Diplomacy is a great thing when someone bothers to use it. Instead of helping the United States the UN’s solution was to continue doing what they were doing. That is not a solution. And the stink of oil would be from countries that use Iraqi Oil, which the United States does not. Kuwait oil, yes, Saudi oil, yes. That is why the troops are there in the first place. To keep Saddam out of those 2 countries.
** As for the “blitzkrieg” style of invasion… what else did you expect them to do ? You have loads of tanks and you want little casualties. Fast and mobile war were tech prevails over numbers. I disagree with you that it was plausible to capture high ranking people by this fast war… Baghdad has a few million people. Way too easy to dissapear no matter how fas you invade. Most Saddam cronies are being given in by informants instead now…

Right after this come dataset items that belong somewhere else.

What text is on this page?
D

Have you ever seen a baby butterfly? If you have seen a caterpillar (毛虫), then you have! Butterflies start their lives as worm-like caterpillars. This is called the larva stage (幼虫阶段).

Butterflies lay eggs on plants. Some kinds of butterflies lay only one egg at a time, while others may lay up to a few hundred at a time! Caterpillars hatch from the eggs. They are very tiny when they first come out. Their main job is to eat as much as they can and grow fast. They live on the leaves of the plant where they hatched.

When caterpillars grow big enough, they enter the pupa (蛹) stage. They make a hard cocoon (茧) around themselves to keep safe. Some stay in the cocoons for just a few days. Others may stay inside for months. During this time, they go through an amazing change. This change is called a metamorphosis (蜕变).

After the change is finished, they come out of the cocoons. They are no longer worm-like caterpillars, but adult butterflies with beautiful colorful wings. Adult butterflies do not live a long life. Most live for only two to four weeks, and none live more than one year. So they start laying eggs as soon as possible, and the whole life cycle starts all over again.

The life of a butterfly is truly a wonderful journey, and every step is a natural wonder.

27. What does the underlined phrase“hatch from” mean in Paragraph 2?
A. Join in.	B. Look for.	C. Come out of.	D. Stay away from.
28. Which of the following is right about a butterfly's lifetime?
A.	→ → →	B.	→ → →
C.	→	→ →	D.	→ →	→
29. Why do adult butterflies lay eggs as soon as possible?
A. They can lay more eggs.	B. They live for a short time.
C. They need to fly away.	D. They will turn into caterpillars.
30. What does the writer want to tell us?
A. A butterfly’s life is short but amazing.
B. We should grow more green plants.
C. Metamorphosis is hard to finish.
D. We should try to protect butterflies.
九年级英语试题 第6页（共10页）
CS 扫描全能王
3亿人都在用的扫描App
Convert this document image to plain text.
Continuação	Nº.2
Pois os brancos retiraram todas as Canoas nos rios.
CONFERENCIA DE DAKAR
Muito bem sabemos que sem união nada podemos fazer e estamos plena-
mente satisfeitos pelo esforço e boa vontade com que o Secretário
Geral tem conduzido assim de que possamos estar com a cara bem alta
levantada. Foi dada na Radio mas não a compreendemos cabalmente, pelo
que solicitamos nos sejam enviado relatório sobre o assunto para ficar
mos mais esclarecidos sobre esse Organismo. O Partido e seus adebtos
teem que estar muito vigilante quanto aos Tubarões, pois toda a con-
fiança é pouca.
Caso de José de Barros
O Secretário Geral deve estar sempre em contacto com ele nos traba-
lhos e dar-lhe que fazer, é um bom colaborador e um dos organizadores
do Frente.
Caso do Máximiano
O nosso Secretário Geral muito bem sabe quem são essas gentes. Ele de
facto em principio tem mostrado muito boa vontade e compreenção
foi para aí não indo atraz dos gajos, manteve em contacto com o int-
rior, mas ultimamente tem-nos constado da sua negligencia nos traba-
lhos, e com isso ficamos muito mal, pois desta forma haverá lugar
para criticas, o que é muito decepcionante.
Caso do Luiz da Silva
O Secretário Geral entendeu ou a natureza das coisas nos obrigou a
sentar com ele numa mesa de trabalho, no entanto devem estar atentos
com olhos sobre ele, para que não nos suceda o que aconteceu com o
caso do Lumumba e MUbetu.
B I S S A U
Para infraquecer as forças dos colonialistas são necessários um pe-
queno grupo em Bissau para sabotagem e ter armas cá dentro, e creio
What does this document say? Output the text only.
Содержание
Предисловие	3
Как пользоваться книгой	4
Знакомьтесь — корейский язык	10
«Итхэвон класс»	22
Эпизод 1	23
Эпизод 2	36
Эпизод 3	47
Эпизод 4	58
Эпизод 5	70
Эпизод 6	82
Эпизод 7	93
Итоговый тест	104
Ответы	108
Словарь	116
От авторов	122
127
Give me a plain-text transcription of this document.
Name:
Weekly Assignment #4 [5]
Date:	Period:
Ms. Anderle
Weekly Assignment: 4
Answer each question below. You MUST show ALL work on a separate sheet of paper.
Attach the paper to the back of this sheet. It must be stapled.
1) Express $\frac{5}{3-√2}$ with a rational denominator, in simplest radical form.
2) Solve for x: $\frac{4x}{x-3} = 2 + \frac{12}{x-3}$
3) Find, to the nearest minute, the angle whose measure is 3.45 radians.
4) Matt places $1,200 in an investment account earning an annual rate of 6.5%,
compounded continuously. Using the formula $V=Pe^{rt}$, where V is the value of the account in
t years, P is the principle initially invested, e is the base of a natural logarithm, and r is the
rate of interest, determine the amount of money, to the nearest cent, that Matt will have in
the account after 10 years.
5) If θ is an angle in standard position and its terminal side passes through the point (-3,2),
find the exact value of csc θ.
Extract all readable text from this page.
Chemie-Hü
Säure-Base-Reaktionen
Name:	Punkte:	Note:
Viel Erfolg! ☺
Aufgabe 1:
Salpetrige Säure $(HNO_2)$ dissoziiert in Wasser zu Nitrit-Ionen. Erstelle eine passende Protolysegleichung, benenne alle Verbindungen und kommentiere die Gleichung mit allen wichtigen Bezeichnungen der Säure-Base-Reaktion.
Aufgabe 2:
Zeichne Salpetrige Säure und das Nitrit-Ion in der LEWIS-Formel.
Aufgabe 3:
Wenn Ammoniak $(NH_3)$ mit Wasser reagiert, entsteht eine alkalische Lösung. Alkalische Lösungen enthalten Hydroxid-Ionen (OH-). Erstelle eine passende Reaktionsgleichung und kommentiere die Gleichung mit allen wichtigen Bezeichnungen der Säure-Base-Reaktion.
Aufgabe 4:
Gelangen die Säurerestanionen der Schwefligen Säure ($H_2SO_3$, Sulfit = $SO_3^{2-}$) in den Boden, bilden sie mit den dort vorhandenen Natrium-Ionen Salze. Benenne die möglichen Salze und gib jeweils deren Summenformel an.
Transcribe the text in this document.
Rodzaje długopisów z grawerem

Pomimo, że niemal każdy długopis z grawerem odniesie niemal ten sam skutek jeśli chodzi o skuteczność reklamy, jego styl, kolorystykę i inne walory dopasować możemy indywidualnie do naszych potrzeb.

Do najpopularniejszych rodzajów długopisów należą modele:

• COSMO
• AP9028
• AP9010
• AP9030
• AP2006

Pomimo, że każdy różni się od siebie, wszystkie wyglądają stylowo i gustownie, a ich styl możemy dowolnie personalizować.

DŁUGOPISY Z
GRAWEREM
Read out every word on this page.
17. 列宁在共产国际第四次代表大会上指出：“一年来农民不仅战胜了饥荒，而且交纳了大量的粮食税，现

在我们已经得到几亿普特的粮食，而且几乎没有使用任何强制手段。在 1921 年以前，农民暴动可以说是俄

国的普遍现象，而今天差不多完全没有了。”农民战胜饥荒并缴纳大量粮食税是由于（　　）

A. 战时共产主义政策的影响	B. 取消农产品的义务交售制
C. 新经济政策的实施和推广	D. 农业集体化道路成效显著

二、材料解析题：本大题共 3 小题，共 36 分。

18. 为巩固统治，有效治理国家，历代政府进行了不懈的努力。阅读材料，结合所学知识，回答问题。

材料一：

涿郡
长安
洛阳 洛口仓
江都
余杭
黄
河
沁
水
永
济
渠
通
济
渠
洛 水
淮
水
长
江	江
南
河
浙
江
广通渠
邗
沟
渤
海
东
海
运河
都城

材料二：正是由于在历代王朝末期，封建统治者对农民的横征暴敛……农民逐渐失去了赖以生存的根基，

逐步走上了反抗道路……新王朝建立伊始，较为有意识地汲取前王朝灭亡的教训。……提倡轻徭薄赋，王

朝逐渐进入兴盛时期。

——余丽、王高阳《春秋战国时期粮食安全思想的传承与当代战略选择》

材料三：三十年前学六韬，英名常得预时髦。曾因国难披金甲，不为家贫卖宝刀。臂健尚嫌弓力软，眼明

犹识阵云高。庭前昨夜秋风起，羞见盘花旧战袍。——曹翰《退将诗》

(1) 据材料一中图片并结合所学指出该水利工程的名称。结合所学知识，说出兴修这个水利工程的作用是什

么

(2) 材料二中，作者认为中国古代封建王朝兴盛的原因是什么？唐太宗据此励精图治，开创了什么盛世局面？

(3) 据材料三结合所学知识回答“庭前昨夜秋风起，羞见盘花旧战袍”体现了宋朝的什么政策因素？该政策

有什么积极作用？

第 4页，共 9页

As for the surrendering of officers. Consider the common (and correct) notion of the US invasion being illegal … would you surrender to Bush’s troops if you were a Iraqi general ? Afterall if the US isn’t respecting UN charter why would the “bloodlusting and revengeful” americans respect human rights ? Whoa in fact they didn’t… see Guantanamo. Plus the fact that every Iraqi general has a crime or two on his resume. Surrendering to the americans was to be dangerous and humiliating to any fool that accepted it. This was no formal war either in legitimacy or in the balance of power among the opponents. A formal surrender would never have been forthcoming IMHO. **
I have no Idea how Iraqi Generals viewed the war but your point about personal civil crimes is well put.

Sigh.

Wolfowitz Concedes Iraq Errors

I love the way Wolfy admits in that last bit that the Admin’s enemy here was not Saddam, or terrorists, but reality itself. You can only have reality as an enemy if you’re off in cloud-cuckoo-cakewalk land.
So maybe they did believe that Iraq’d be easy. But that goes against your argument that only the naive lefties believed it’d be easy. Take your choice. Which of your two conflicting arguments do you want to declare to be “Full of Shit” ?

Sure would be cool if we had some sort of a metric to be able to tell how quickly we were travelling on the road, whether we were going backward or forward though wouldn’t it? I don’t remeber that last time that the Bush Admin came out and said, “Gee, I don’t know if what we’re doing is helping or not.”
So we’re not really even sure if we’re “travelling” the road or not.

What about the debate over whether we’re going about the process in the right way? What about the debate over how things are going over there?

The only thing that’s “Full of Shit” here is your assumption that “underestimate” means that they thought it was going to be “easy.”

Oh, wait. There’s also the fact that you originally said this:

Evidence that the Admin admitted they may have underestimated the problem does not mean that they stated anything before the war.

And again, how this means that anyone hates America is beyond me.

Actually, it was Kenneth Adelman, a member of the Defense Policy Board who used the term “cakewalk.” While the DPB is selected by members of the Bush Admin, I’m not sure it’s technically correct to call Mr. Adelman a member of the Bush Admin.

All good points. And all of those topics are certainly worthy of debate. But the topic of debate here appears to be whether Rummy has lied about whether the Iraqi rebuilding is “easy.” That’s not the same thing.